LA VIE DEVANT MOI
Plus long que le journal d’Anne Frank
1942, dans la France occupée. Alors que l’envahisseur allemand n’impose de plus en plus ses lois en collaboration avec le gouvernement de Vichy, une étape majeure sera franchie en Juillet de cette année, avec les rafles. Tauba, une adolescente d’une famille juive comprend que le monde qu’elle a connu part en lambeau. Elle et sa famille sont alors cachés par un couple d’amis dans une chambre de bonne. Mais combien de temps vont-ils rester isolés de tout, vivant dans le silence et la peur d’être découverts ?

On ne va pas nier que s’attaquer à un sujet comme la Seconde Guerre mondiale et la déportation des Juifs soit chose peu aisée à faire, surtout au cinéma. Il est question de représentation, d’avoir conscience du pouvoir évocateur des images et de leur symbolique, et évidemment du voyeurisme inhérent à cet art. Nombre de cinéastes s’y sont cassés les dents avec pourtant les meilleures intentions du monde.

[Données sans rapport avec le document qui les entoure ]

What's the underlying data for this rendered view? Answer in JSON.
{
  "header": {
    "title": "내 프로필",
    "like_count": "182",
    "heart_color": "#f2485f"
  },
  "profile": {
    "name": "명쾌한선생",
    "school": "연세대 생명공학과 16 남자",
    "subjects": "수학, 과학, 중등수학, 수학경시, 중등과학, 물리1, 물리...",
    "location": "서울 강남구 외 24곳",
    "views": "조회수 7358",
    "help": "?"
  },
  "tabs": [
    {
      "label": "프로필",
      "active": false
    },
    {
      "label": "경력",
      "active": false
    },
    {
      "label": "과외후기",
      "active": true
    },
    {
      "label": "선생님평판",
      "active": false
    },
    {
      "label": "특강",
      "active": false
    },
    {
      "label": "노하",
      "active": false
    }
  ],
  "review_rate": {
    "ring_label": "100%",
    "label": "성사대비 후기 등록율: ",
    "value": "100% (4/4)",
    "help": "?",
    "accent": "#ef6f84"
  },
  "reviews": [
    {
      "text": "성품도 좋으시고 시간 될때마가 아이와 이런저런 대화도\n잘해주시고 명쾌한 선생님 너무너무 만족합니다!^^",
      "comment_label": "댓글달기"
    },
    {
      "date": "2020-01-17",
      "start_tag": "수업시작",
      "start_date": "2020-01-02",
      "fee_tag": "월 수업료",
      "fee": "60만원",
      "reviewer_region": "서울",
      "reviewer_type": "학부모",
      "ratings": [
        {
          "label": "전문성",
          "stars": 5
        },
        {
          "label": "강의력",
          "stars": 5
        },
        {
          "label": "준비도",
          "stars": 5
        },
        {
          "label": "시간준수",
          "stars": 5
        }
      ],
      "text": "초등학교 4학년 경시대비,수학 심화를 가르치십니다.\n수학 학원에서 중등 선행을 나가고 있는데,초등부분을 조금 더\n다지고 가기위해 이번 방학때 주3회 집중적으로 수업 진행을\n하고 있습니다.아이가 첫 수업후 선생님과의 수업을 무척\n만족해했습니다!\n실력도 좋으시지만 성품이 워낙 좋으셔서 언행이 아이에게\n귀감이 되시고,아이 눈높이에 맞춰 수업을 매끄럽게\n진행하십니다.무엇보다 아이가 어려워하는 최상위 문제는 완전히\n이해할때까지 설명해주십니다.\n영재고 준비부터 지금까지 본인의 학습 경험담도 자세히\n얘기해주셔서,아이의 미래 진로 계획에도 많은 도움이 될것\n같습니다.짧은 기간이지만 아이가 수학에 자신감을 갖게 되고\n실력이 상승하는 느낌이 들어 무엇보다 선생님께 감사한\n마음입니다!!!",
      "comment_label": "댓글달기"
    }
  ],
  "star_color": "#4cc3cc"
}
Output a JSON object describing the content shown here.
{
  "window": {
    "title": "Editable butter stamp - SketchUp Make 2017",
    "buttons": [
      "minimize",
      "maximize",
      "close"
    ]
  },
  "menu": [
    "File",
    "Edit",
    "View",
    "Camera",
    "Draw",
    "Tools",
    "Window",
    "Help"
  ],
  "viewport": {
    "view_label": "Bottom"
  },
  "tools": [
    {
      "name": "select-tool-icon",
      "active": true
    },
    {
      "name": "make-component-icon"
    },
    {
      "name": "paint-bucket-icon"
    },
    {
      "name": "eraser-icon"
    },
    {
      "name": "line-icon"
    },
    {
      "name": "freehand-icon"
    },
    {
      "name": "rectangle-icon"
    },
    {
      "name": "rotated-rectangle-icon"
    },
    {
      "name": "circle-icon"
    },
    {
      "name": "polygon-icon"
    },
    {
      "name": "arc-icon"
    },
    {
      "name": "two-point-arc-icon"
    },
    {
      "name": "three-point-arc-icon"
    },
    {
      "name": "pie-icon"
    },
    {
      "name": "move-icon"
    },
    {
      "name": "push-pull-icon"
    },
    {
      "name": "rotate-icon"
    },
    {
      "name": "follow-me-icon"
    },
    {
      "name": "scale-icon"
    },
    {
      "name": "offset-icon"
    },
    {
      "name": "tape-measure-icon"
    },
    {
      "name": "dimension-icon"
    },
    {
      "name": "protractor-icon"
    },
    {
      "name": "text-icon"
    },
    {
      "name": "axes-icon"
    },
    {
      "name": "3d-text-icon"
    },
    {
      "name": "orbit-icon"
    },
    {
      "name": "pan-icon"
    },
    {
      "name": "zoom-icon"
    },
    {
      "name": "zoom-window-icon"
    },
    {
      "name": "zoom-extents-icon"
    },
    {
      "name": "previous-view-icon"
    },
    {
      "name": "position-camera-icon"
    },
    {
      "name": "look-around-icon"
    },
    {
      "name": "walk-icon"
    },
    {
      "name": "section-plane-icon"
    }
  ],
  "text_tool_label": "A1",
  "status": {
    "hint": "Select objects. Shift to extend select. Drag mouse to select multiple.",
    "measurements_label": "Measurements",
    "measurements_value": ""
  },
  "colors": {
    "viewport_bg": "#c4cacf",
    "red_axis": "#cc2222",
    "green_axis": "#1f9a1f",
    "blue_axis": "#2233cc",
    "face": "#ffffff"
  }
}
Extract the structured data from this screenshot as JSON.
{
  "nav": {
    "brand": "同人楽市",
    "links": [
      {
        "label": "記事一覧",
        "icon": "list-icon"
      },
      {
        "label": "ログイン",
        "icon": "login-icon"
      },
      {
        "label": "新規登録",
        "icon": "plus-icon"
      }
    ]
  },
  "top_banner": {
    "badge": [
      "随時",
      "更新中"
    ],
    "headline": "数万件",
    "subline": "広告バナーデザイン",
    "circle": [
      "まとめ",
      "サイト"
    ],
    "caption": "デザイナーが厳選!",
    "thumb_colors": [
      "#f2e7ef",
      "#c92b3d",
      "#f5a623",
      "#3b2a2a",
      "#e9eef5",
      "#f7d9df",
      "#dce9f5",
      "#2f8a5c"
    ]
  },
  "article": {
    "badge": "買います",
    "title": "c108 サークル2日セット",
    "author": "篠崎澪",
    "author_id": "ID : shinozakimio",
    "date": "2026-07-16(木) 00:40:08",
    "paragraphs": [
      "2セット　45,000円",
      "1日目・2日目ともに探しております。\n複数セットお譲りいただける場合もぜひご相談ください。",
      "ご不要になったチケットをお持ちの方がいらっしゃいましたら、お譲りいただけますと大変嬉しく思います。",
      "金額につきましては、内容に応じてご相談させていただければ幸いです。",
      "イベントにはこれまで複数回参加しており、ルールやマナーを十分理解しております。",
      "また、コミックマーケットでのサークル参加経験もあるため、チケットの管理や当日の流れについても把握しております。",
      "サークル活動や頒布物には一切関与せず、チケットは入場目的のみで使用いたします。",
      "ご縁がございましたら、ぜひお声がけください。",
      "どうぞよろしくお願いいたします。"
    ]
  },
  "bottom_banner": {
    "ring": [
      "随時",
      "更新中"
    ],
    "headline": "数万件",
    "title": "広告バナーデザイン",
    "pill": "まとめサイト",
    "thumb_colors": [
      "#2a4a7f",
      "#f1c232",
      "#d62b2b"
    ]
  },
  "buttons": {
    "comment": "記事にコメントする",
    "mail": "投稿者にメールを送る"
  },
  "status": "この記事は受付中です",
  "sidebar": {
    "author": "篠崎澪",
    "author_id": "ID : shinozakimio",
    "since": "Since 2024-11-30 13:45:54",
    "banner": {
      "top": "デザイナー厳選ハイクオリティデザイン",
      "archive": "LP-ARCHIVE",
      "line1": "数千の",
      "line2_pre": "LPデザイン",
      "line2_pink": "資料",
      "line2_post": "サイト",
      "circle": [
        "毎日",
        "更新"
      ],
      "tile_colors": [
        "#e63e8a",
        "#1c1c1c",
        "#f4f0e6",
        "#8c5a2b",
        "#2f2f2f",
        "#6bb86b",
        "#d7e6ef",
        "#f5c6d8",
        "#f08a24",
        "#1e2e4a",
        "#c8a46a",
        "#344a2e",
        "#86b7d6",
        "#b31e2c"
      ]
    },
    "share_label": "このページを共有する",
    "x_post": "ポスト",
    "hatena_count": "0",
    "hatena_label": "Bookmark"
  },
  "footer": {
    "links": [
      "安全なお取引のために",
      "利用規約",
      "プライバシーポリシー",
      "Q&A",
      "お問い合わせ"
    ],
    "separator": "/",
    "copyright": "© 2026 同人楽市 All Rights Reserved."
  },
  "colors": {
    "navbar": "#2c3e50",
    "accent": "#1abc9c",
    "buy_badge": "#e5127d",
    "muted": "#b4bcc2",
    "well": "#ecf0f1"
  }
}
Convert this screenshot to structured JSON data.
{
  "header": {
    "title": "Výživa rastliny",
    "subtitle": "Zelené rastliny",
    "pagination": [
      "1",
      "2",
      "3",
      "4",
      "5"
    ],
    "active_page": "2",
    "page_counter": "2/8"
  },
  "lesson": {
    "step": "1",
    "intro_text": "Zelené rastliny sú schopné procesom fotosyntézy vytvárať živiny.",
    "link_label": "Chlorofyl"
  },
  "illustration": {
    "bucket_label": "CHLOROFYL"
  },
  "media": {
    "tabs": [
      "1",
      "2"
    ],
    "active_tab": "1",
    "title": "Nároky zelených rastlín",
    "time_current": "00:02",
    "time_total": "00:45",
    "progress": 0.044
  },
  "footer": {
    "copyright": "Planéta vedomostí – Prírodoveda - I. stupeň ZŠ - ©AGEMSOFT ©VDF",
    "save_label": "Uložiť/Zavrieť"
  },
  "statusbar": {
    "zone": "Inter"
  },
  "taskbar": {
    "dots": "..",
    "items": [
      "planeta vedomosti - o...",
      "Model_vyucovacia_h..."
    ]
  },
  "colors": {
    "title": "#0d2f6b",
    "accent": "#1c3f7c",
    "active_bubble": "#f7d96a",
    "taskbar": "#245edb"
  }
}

C’est le cas par exemple du faiseur de mauvais films Uwe Boll qui avait « réalisé » en 2011 un film sobrement intitulé "Auschwitz" et qui faisait tout ce qu’il ne fallait pas faire : grossièreté historique, effet de style tape à l’œil hors de propos et surtout un fonçage tête baissé dans un voyeurisme pur qui pouvait provoquer nombres de déglutis incontrôlés chez le commun des mortels normalement constitué du point de vue morale.
C’est le cas aussi de réalisateurs ou réalisatrices tels que Roselyne Bosch avec "La Rafle" (là encore, un titre tout en finesse) en 2010 avec un casting all-stars (Gad Elmaleh, Jean Reno, Cécile de France…) pour un résultat dégoulinant de fausseté émotionnelle et d’incrustation numérique douteuses. Mais pour Nils Tavernier ("L'Incroyable histoire du Facteur Cheval", "De toutes nos forces"), réalisateur chevronné aux récits sociétaux et intimes, il n’était pas question de tomber dans ces travers. L’une des forces du film est bel et bien son cadre dans l’intime de cette famille qui voit sa vie bousculée par petites touches, avant de basculer dans l’horreur pure. Le réalisateur a l’intelligence d’inscrire le début de son récit dans un Paris partiellement dévoilé. Pas de plans de coupes essayant de recréer les visions d’horreur de la capitale occupée, pas d’intrigues annexes qui détournerait l’attention du cœur du film.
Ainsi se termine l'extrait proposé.